Durch die emotionale Aufladung des Begriffs wuchs das Misstrauen der DDR-Bevölkerung gegenüber den USA. Gleichzeitig machte diese Schuldzuweisung die landwirtschaftlichen Schwierigkeiten leichter erklärbar. Schließlich war ein "Feindbild" kommunikativ einfacher zu vermitteln als biologische oder agrarwissenschaftliche Ursachen.
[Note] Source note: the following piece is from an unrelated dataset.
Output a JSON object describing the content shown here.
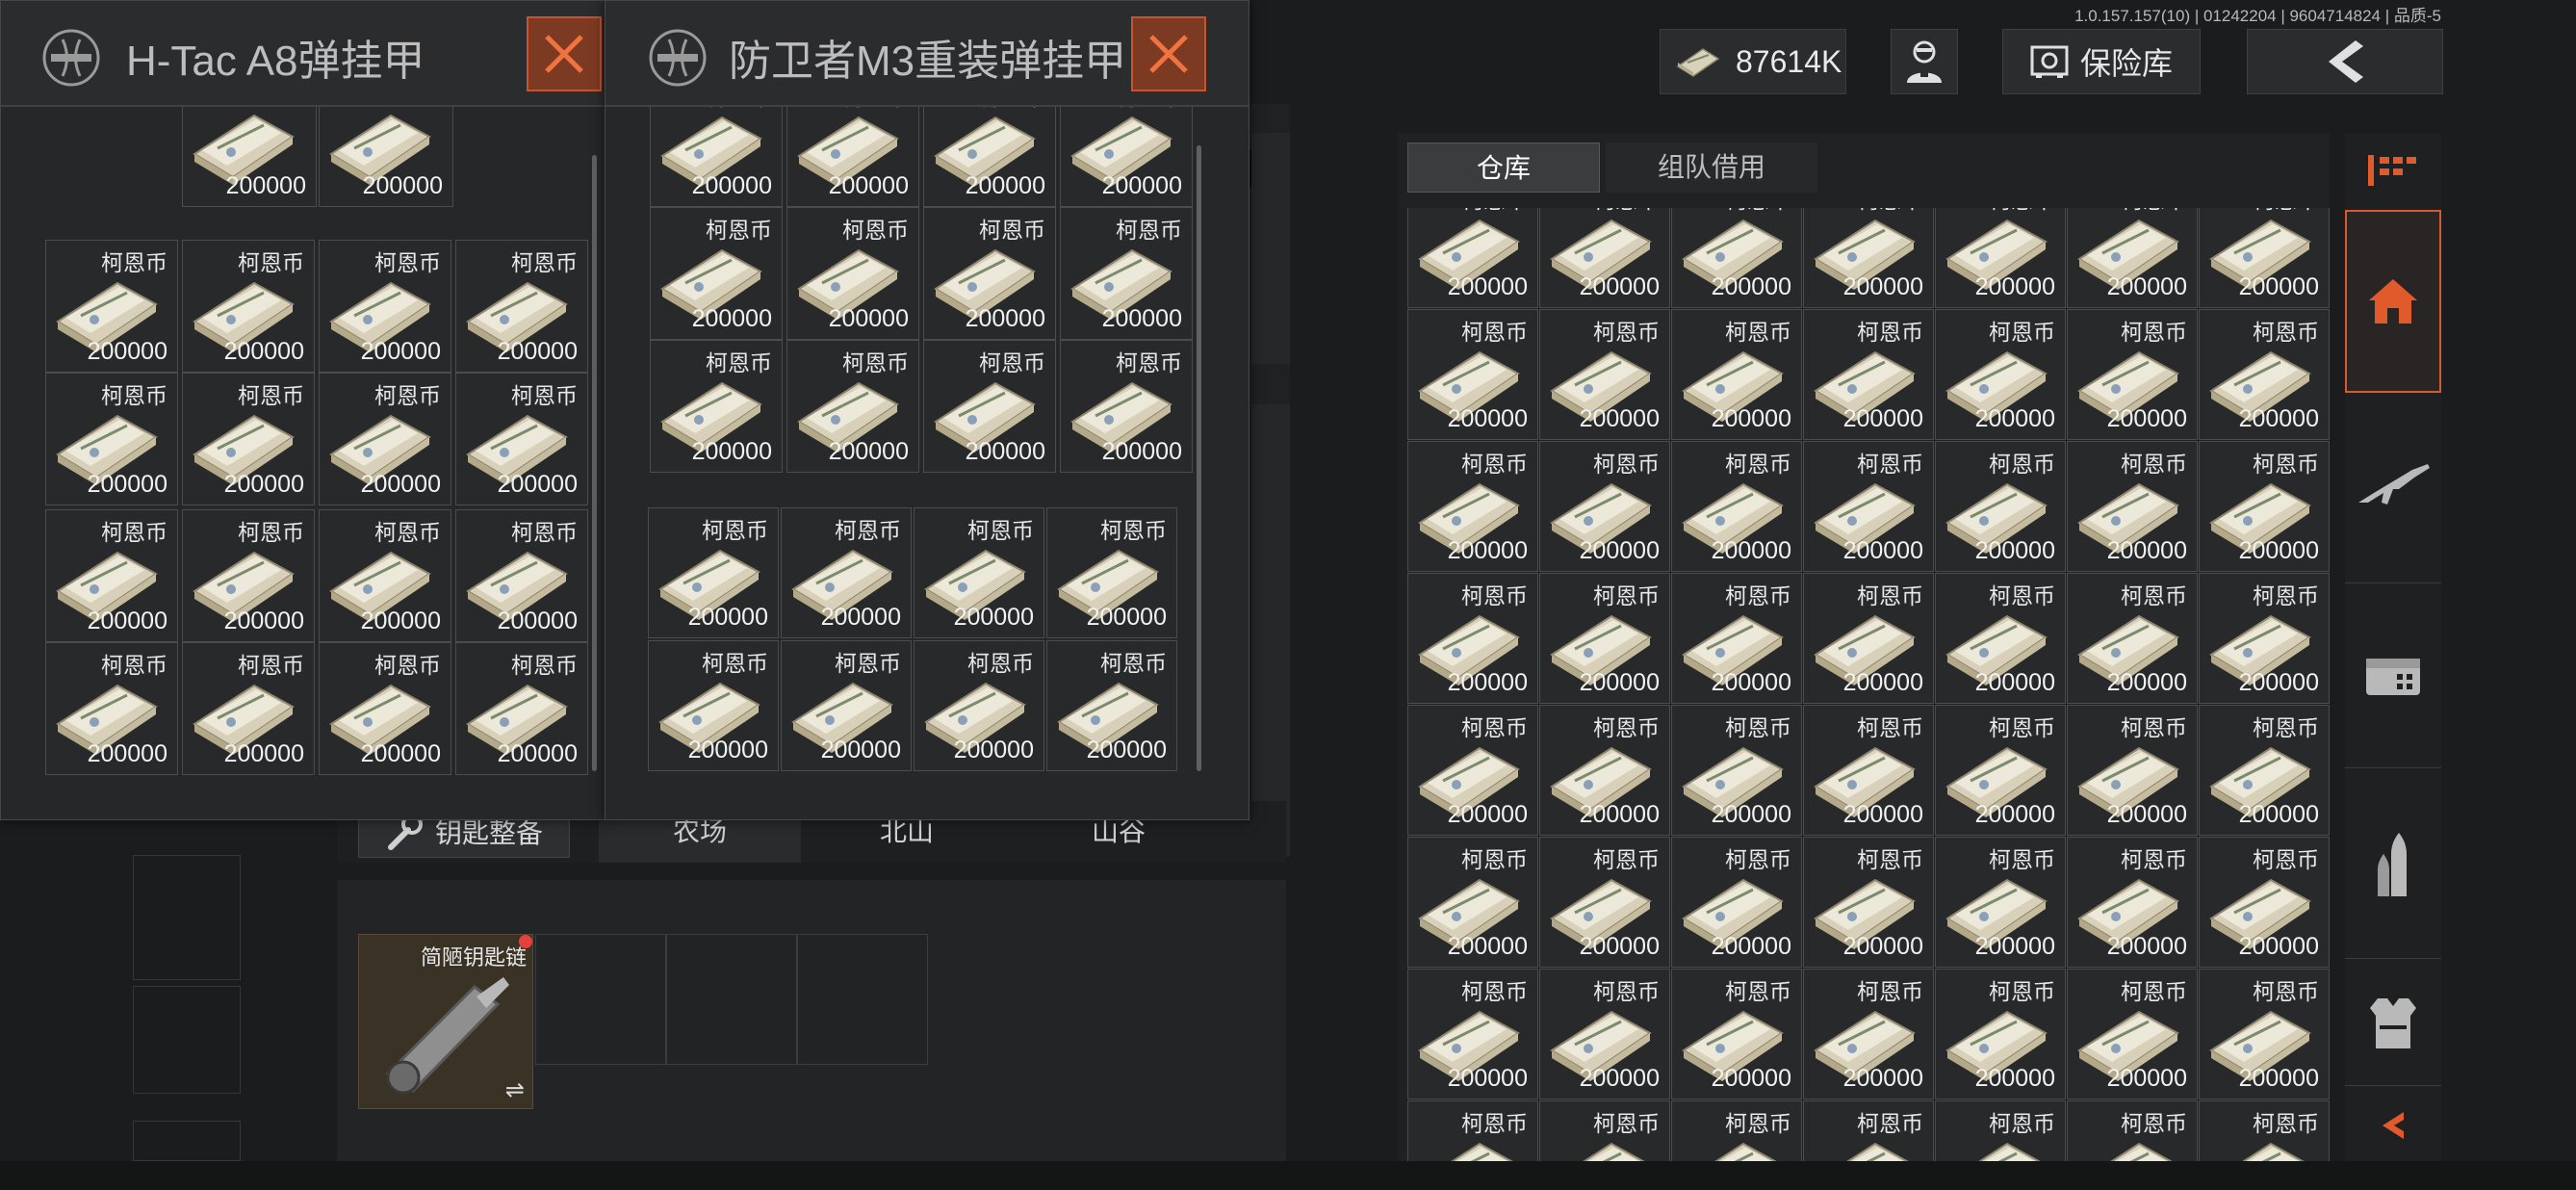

Die Bezeichnung hatte aber auch eine mobilisierende Funktion.
Denn dadurch wurde die allgemeine Aufmerksamkeit erhöht, was letztlich dabei half, öffentliche Kampagnen gegen den Schädling stärker zu unterstützen und mehr Menschen zur Mithilfe zu motivieren.
Kampf gegen die Ernteverluste
Unabhängig von der politischen Sprache war die Situation auf den Feldern tatsächlich ernst. Kartoffeln gehörten zu den wichtigsten Grundnahrungsmitteln, entsprechend groß war der Handlungsdruck.
Die DDR setzte deshalb auf ein Bündel an Maßnahmen:
- großflächiges Absammeln der Käfer und Larven
- Einsatz von Pflanzenschutzmitteln
- organisierte Aktionen in Gemeinden, Betrieben und Schulen
Ziel war es, die Ausbreitung schnell einzudämmen und Ernteausfälle zu minimieren.
Aus heutiger Perspektive ist klar: Der Kartoffelkäfer war kein neues oder politisch verursachtes Problem. Er war bereits lange zuvor in Europa verbreitet und vermutlich aufgrund der trockenen, warmen Wetterlage ein Jahr zuvor zur Insektenplage geworden. Der "Amikäfer" steht daher weniger für den Schädling selbst als für den historischen Kontext, in dem er benannt und bekämpft wurde.